Adding the idea of historical progression, we get Adam Smith's notion (1763) that "The four stages of society are hunting, pasturage, farming, and commerce", and its development into more elaborate theories of "conjectural history", such as Karl Marx's mid-19th-century idea of six historical stages.
Jason presents his intellectual simplex in an a-historical frame, but of course there has been a temporal sequence, as the term "classical" suggests.
peter said,
January 29, 2016 @ 6:20 pm
Eisner's comparison of Frequentist and Bayesian approaches, referenced from the second link, here:
https://www.quora.com/For-a-non-expert-what-is-the-difference-between-Bayesian-and-frequentist-approaches/answer/Jason-Eisner?share=1
confuses probability distributions and their unknown parameters. He denotes both by the symbol p. So the usefulness of this exposition for a non-expert is perhaps limited.
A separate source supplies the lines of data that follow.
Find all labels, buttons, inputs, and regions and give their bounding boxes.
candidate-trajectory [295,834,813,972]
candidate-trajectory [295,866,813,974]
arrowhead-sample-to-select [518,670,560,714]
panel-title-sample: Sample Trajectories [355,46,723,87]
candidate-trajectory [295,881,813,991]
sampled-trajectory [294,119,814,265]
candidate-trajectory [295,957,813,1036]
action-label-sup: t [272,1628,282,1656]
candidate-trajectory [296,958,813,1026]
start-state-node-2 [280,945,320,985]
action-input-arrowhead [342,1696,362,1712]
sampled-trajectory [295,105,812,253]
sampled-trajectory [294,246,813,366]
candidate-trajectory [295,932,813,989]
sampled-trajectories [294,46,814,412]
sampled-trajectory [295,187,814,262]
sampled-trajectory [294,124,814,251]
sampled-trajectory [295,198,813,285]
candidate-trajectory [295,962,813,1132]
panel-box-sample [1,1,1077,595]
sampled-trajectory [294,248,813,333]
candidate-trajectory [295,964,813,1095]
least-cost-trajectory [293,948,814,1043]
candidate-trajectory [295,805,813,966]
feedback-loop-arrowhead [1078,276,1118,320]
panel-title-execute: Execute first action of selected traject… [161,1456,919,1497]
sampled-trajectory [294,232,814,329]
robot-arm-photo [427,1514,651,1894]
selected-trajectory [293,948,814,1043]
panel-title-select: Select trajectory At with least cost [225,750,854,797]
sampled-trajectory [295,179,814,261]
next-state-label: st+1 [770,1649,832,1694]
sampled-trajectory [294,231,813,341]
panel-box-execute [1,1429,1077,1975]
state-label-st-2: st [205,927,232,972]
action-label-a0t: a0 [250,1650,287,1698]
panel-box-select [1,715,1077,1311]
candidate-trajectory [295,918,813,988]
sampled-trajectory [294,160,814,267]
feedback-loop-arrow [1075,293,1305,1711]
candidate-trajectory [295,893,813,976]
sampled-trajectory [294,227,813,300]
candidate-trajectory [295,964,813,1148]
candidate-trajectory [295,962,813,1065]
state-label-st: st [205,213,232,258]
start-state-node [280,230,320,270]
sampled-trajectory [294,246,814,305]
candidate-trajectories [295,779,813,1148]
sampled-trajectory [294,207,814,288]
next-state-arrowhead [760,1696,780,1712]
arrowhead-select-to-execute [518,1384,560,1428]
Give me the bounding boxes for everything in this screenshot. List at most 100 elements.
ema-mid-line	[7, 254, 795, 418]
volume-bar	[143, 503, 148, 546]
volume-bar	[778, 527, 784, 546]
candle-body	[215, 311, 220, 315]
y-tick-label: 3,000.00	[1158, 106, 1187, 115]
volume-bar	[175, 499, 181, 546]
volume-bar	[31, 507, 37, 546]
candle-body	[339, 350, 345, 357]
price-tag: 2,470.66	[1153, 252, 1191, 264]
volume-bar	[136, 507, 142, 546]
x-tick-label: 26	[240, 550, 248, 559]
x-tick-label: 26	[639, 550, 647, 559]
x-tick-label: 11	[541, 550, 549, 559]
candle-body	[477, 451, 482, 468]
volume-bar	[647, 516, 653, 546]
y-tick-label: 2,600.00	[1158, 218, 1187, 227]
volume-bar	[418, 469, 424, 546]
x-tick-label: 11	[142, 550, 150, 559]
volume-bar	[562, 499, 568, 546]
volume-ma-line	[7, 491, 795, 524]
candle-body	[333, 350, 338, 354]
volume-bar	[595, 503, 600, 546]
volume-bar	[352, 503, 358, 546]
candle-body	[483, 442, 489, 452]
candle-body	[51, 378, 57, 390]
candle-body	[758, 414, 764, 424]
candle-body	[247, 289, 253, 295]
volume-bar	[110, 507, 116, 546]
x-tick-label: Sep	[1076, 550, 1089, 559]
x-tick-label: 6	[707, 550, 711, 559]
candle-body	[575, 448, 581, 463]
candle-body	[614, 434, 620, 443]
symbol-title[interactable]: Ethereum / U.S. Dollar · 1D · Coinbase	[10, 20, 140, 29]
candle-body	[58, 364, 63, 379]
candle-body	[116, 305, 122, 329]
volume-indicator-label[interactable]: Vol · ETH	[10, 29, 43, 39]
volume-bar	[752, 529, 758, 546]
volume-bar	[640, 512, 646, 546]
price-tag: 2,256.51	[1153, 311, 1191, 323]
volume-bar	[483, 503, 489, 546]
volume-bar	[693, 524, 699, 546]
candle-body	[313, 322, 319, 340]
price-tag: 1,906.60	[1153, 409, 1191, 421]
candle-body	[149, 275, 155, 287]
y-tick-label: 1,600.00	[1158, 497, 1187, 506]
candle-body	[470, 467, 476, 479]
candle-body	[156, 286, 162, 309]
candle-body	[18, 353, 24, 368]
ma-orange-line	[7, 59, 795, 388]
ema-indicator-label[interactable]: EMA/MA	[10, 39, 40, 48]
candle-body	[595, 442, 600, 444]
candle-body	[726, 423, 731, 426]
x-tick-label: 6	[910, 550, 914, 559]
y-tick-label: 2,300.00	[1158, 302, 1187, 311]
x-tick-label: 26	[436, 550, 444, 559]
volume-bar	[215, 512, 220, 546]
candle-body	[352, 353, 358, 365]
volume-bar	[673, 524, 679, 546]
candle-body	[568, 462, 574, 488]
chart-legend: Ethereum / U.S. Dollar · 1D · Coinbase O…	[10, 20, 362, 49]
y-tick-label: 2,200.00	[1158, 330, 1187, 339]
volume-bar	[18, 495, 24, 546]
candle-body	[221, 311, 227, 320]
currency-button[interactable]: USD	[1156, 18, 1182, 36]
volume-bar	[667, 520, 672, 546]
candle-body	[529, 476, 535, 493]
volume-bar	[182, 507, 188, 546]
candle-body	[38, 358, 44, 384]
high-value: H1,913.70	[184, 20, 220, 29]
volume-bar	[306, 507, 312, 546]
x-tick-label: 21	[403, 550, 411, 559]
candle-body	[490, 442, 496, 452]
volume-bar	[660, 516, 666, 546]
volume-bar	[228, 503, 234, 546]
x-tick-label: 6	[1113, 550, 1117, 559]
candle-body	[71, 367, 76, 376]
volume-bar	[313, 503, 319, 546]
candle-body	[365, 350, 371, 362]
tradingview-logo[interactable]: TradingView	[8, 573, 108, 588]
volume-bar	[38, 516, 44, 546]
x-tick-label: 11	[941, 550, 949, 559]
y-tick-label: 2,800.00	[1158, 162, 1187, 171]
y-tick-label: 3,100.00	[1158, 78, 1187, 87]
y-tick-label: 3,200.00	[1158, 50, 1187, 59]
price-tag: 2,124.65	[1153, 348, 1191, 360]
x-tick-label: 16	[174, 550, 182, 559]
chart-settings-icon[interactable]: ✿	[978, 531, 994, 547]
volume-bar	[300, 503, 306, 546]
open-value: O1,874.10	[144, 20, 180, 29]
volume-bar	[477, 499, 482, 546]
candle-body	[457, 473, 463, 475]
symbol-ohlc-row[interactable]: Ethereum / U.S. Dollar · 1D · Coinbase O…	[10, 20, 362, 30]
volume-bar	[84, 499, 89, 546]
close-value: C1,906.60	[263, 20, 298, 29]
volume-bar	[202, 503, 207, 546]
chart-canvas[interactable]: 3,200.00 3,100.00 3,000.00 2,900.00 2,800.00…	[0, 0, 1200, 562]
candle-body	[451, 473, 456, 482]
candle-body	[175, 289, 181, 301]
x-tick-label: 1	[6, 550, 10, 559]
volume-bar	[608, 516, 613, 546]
Bayesians typically assume that complete ignorance implies that all values of an unknown parameter are equally likely, ie a uniform distribution is appropriate. But one could just as readily assume that complete ignorance implies that all probability distributions of the unknown parameter are equally likely, a very different assumption. It seems odd to privilege just one, specific distribution when in a state of complete ignorance.
peter said,
January 29, 2016 @ 6:29 pm
There are also Birds and Frogs among mathematicians, according to Freeman Dyson:
http://www.ams.org/notices/200902/rtx090200212p.pdf
Andrew Goldstone said,
January 30, 2016 @ 8:02 am
In work on the n=3 case, Kagan is preceded by a great work of intellectual history, Wolf Lepenies's 1985 Die drei Kulturen. Soziologie zwischen Literatur und Wissenschaft (trans. as Between Literature and Science: The Rise of Sociology).
Mike Maxwell said,
February 6, 2016 @ 11:14 pm
But surely the classical division into N cases is "There are 10 kinds of people in the world: those who understand binary arithmetic, and those who don't."